Depuis son accession au pouvoir, le PLQ a transformé le Québec en profondeur, si bien qu'aujourd'hui, la quasi-totalité des partis emboîtent le pas et acceptent l'héritage laissé par ceux qu'ils aspirent à remplacer. On critique certes les politiques libérales dans leurs menus détails, mais ce n'est souvent que pour mieux en honorer l'esprit. Il va sans dire que ce legs marquera durablement la société québécoise. Mais celle-ci se porte-t-elle mieux aujourd'hui qu'en 2003 ? Est-ce possible d'accepter la philosophie des réformes libérales sans pâtir de ses conséquences ? Ne devrait-on pas plutôt renoncer à cet héritage ? Pour répondre à ces questions, Guillaume Hébert et Julia Posca rappellent à notre mémoire les grandes figures du règne libéral (Jean Charest, Monique Jérôme-Forget, Raymond Bachand, Nathalie Normandeau, Tony Tomassi, Philippe Couillard, etc.) et peignent un tableau réaliste de la révolution (néo)libérale qu'a connue le Québec.

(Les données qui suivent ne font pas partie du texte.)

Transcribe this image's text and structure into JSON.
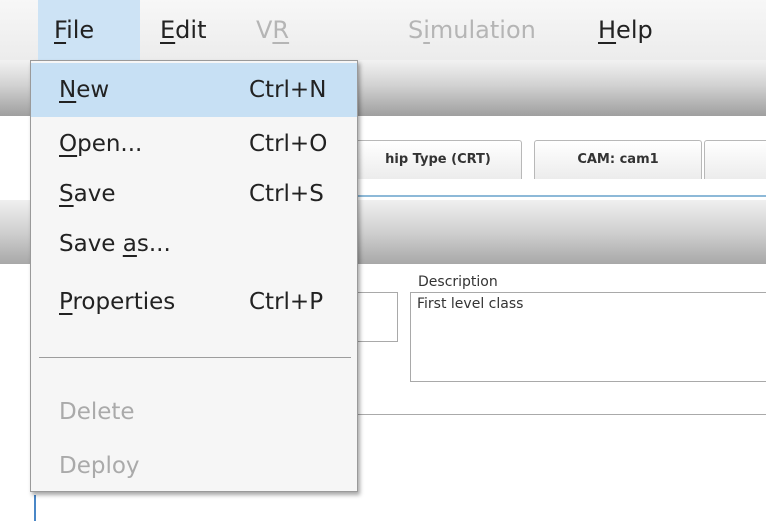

Clair, quand même assez sobre et concis, cet essai livre exactement ce que son titre suggère, c'est-à-dire une analyse des politiques socio-économique du gouvernement libéral de Jean Charest et de Philippe Couillard en se concentrant, pour la majeure partie de l'essai sur un politicien ou deux à la fois par chapitre (que ce soit Charest, Barrette, Normandeau, Bachand, Jérôme-Forget, Couillard, et même François Legault à la fin!).

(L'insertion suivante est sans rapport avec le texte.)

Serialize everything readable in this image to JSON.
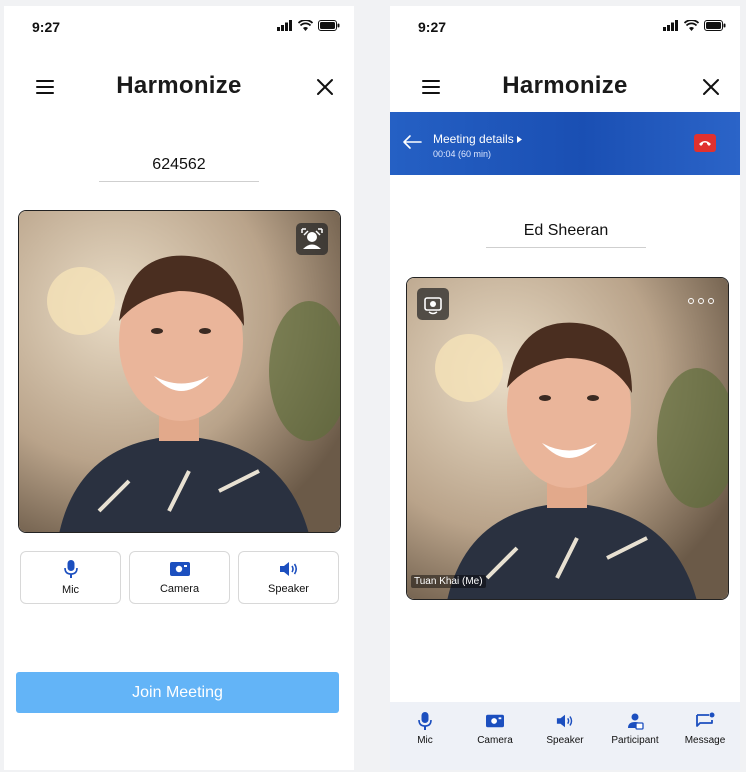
{
  "left": {
    "status": {
      "time": "9:27"
    },
    "header": {
      "title": "Harmonize"
    },
    "meeting_code": "624562",
    "controls": [
      {
        "label": "Mic",
        "icon": "mic-icon"
      },
      {
        "label": "Camera",
        "icon": "camera-icon"
      },
      {
        "label": "Speaker",
        "icon": "speaker-icon"
      }
    ],
    "join_button": "Join Meeting"
  },
  "right": {
    "status": {
      "time": "9:27"
    },
    "header": {
      "title": "Harmonize"
    },
    "banner": {
      "title": "Meeting details",
      "subtitle": "00:04 (60 min)"
    },
    "participant_name": "Ed Sheeran",
    "self_label": "Tuan Khai (Me)",
    "nav": [
      {
        "label": "Mic",
        "icon": "mic-icon"
      },
      {
        "label": "Camera",
        "icon": "camera-icon"
      },
      {
        "label": "Speaker",
        "icon": "speaker-icon"
      },
      {
        "label": "Participant",
        "icon": "participant-icon"
      },
      {
        "label": "Message",
        "icon": "message-icon"
      }
    ]
  },
  "colors": {
    "accent": "#1c4fbf",
    "join_button": "#63b4f7",
    "end_call": "#e0312f"
  }
}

On y traite évidemment d'austérité, mais aussi de corruption, d'idéologie, de rémunération des médecins, du plan Nord, des portes tournantes entre le gouvernement et le privé, des PPP, etc.

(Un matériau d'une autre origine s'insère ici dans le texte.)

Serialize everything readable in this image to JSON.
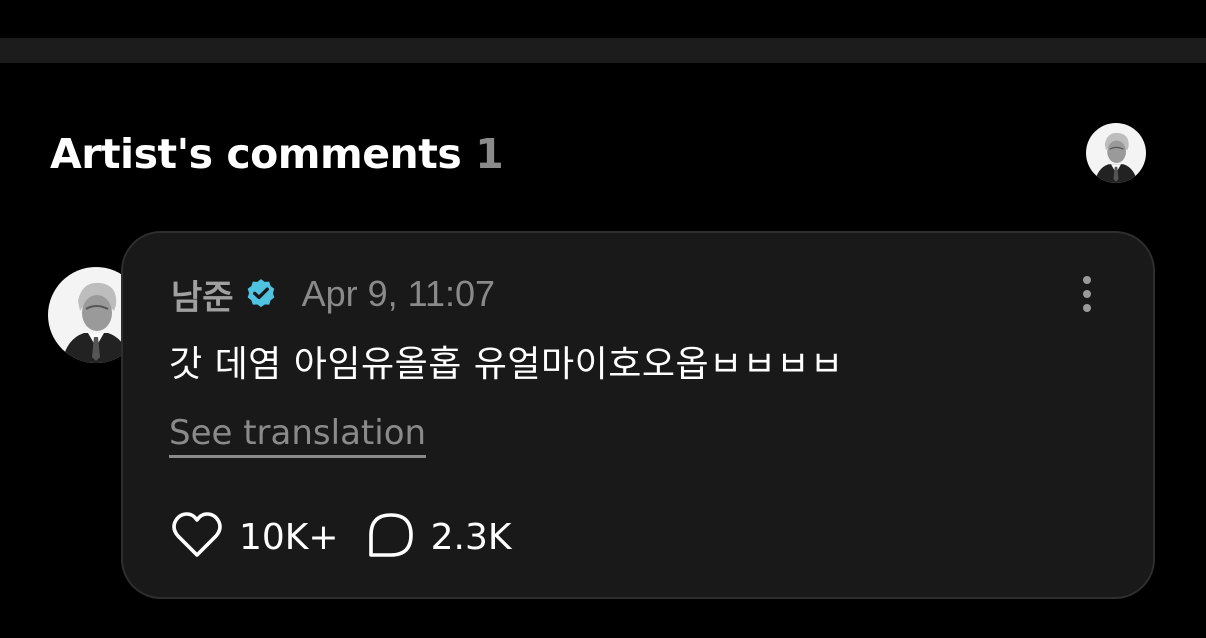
{
  "section": {
    "title": "Artist's comments",
    "count": "1"
  },
  "comment": {
    "author": "남준",
    "verified_icon": "verified-badge-icon",
    "verified_color": "#4fc3e0",
    "timestamp": "Apr 9, 11:07",
    "text": "갓 데염 아임유올홉 유얼마이호오옵ㅂㅂㅂㅂ",
    "see_translation": "See translation",
    "likes": "10K+",
    "replies": "2.3K",
    "like_icon": "heart-icon",
    "reply_icon": "speech-bubble-icon",
    "more_icon": "more-vertical-icon"
  },
  "colors": {
    "background": "#000000",
    "card": "#191919",
    "muted_text": "#8a8a8a"
  }
}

Cet essai délivre un bonne analyse, qui couvre quand même une très longue période (il y a donc plein de choses qui ne sont pas dites) avec une bonne continuité dans la critique et les éléments s'enchaînent bien les uns aux autres pour constituer un véritable récit de la vision politique libérale des 15 dernières années qui s'est attelée à privatiser le public, agrandir les inégalités, imposer des mesures d'austérité absolument inutiles et connues pour être dommageables et évidemment s'enrichir grâce à de telles politiques.